The 3 best books by Clara Usón

The intensity, the life without frills with its angry and blinding light. The literature of Clara Uson It gives us that discovery of the extreme as a decantation of the human. A mixture of will, decision, flight and inertia. All the contradictions push us to survive to tell them, when we end up discovering them naked with their strong, whitish, cold and morbid bodies, as if they were past death.

Faced with a writer like this, there is no choice but to assume that reading her is not going to be a passage through the lukewarmness of life. And it is tragically or magically delicious to peek into that wild side behind the parapet of what is known as fiction, despite the fact that it makes your skin crawl between paragraphs that become icy currents.

Existentialism battle with which to erect trenches in anticipation of the riot and the attack of the routines. Caves where to hide from the unbearable daily life, from the assignments given to the devil and from the temptations made unspeakable vices. Chasms where to stumble at ease until the chrism or morality that can nest inside opens. Intensity made prose.

Top 3 recommended novels by Clara Usón

The shy killer

Pivoting around the death of Sandra Mozarovski and her mythology, a multifocal plot is constructed to end up presenting a fascinating mosaic of different visualizations. The reality is complex when trying to draw a single timeline. In this is the grace of narrating any time, in the necessary effort to deconstruct everything to end up understanding it with that rabid credibility.

The shy killer is a novel set in the Spain of the Transition that tells a story based on the dark episode of the death of Sandra Mozarovski, actress of the uncover film, who supposedly committed suicide. Daughter of a Russian diplomat and related to the highest spheres, her case was never clarified and shocked Spanish society in the seventies. This dramatic episode serves the narrator to give an account of her own unbridled youth during the eighties, the complex relationship with her mother and the lives of three unexpected characters: Camus, Wittgenstein and Pavese.

The great philosophical questions resonate in a plot full of intrigue that tells us about the meaning of life, the blind hopes of youth and the story that we construct as a way of survival, through two young people convinced that the future belongs to them.

In this moving novel, Clara Usón, one of today's most prestigious literary writers, brings to a point of perfection and extraordinary creative maturity the elements present in all her work: the mixture of tragedy and comedy, of irony and tenderness. , the documentation of a true story intertwined with pure fiction, and an erudite and impeccable writing with a light-hearted tone and a very agile pace.

The daughter of the East

The writer Clara Usón always finds characters like satellites of a time, capable of arousing unusual curiosity around her never fully unraveled wake. Because history is peppered with second-line protagonists with intrahistories even more notorious than the most famous faint-hearted inhabitants of the artificial.

Beautiful, intelligent, outgoing, Ana has a great future ahead of her. She is the best student of her medical class in Belgrade and the pride of her father, General Ratko Mladic, whom she adores. One night, returning from a final year trip to Moscow and at only 23 years old, Ana Mladic takes her father's favorite pistol and makes a decision that will mark the life of her family forever.

What happened in Moscow? Did Ana see the other side of her father, for her a hero, for many a war criminal? The tragedy of Ana Mladic confers a familiar, real and close dimension to the terrible drama of the Balkan war, the last European war and the background of this absorbing novel.

The daughter of the East is nourished by truthful data, intertwined with rumors and conjectures, a hybrid of reality and fiction with a wide gallery of characters such as Slobodan MiloÅ¡evic and Radovan Karadžic, in which Clara Usón combines different narrative voices and combines rigorous research with popular culture to reflect on extreme nationalism and political manipulation.
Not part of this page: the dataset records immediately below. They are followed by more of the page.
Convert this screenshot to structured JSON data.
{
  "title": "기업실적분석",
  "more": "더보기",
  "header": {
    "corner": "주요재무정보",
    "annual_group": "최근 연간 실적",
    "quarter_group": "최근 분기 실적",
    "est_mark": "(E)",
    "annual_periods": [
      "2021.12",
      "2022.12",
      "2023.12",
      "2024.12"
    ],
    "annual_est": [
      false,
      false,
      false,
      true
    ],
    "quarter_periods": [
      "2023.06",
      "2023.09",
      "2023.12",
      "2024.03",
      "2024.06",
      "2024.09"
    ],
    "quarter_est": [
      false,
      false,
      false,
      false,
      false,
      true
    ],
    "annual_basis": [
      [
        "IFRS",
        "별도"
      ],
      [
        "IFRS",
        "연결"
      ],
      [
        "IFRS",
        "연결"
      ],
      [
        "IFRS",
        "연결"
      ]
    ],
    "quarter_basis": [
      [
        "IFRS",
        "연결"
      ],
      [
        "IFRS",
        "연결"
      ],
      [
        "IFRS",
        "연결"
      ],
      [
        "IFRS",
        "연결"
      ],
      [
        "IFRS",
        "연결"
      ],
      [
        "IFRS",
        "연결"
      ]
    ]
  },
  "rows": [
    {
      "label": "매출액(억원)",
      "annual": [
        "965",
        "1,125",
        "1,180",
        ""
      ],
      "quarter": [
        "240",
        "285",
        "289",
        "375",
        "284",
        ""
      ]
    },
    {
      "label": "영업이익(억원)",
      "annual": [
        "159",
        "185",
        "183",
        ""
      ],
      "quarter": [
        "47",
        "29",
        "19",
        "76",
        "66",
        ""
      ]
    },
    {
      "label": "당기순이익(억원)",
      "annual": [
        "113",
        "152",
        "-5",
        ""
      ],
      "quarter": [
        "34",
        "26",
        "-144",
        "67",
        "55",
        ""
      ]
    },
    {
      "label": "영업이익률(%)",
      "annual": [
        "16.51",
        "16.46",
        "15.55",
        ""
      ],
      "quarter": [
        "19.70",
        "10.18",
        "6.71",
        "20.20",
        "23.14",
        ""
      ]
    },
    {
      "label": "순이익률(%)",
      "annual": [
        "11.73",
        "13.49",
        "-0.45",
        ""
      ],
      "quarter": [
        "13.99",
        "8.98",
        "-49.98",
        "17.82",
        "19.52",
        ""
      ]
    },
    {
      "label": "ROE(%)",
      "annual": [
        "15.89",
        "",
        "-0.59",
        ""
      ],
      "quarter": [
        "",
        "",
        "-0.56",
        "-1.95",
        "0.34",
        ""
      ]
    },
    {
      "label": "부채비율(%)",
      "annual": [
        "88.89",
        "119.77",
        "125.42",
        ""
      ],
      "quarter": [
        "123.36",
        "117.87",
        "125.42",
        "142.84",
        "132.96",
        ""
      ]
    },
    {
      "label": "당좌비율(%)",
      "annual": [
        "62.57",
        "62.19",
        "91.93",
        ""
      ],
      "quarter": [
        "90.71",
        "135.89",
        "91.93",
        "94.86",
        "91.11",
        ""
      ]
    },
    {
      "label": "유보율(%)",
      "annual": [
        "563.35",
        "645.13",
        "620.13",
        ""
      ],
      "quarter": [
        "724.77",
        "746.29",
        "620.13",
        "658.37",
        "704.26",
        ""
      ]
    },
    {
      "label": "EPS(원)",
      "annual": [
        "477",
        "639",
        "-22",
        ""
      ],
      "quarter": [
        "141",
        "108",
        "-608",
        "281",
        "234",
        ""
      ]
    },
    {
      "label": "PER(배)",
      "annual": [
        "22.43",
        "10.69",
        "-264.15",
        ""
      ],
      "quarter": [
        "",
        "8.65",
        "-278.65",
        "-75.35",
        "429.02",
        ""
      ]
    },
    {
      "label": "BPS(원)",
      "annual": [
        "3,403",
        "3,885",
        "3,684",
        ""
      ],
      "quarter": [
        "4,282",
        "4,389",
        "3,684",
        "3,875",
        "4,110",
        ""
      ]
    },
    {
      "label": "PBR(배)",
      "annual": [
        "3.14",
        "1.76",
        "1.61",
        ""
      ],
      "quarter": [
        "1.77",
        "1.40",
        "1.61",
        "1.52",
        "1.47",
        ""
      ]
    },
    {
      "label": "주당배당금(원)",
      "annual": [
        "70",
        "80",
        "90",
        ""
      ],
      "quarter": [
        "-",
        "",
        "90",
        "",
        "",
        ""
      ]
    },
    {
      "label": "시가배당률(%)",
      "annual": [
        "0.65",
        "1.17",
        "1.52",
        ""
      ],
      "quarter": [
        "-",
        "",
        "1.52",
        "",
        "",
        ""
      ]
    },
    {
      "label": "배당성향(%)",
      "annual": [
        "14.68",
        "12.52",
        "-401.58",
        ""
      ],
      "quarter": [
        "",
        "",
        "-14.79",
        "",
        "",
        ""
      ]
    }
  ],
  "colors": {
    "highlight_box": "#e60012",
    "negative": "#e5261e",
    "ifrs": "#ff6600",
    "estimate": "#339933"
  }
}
With deep wisdom, The daughter of the East it weaves the tradition of the epic with recent history and shows us that in certain circumstances the decision not to take sides is, perhaps, the one that compromises the most. 

Market

Characters with little in common who end up living in the same settings as the other protagonists who inhabit these stories. Sensations of encounter between profiles thousands of light years from each other. The magical sensation of a fine silver thread that weaves together everything, plot and even life.

A branch manager of a Levantine bank that has sold preferentials. A young military man, Fermín Galán, who decides to put his republican ideals into practice and lead the revolution in Jaca in 1930. A fanatical priest in the Jasenovac concentration camp, in the Independent State of Croatia, during the Second World War. All of them face situations in which they must take a risk, put their courage to the test, for the sake of what for them is the supreme value: revolution, faith, money, before which conscience is only a weak barrier.

Market delves into the wounds of the past and the greatest fracture of contemporary man. Times, spaces and characters intertwine before the astonishment of the reader, configuring a novel in which, ultimately, the essence of great novels is addressed: the complexity of human nature and its contradictions. 

The skill with which Clara Usón keeps you in suspense until the end is surprising and emotional. A purebred writer, she has a narrative pulse capable of harboring depth and a timely sense of humor; a different look internationally recognized as one of the most interesting voices in current European narrative.